I spend a lot of time looking at JSON on the command line. APIs, config files, webhook payloads, kubectl get -o json, a misbehaving service's log line that somebody decided to JSON-encode. Pretty-printed output is easy on the eyes for one document but hostile to everything else you want to do with JSON at the shell: grepping it, diffing two versions of it, loading it into a spreadsheet, piping it into cut.

gron is the classic answer to this. It flattens JSON into greppable assignments and it's great. It's also written in Go, which is fine — except Go tools don't always feel at home in a Rust project, they don't always share the musl-alpine minimal-image story, and I wanted a version where I could tweak the path quoting rules and add a few extra output formats without having to learn Go first.

So I wrote json-flatten. It's roughly 600 lines of Rust, three dependencies (clap, serde_json, glob), and it drops into a 9.48 MB alpine container. This article is a tour of why the "flat JSON" format matters, how the flattener and ungron are actually implemented, and the tradeoffs I picked on purpose.

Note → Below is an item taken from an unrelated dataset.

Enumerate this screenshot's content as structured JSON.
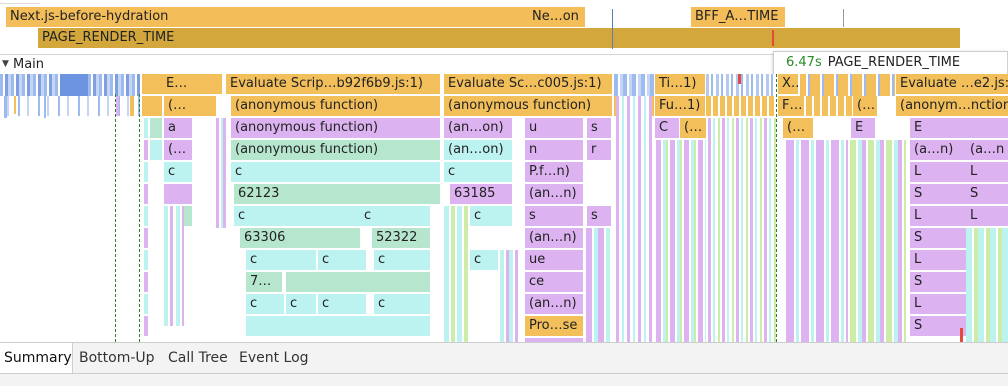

The problem: pretty JSON is hostile to pipes

Here's a tiny API response:

{
  "users": [
    {"name": "alice", "age": 30, "role": "admin"},
    {"name": "bob",   "age": 25, "role": "user"}
  ],
  "total": 2,
  "version": "1.4.0"
}

Now grep it for alice:

$ grep alice response.json
    {"name": "alice", "age": 30, "role": "admin"},

That's a matching line, but it doesn't tell you where alice lives. Is she a top-level key? A user? An admin? You have to look at the file to find out. For a 50 KB webhook payload with half a dozen nested arrays, that's the kind of sixty-second interruption that compounds over a debugging session.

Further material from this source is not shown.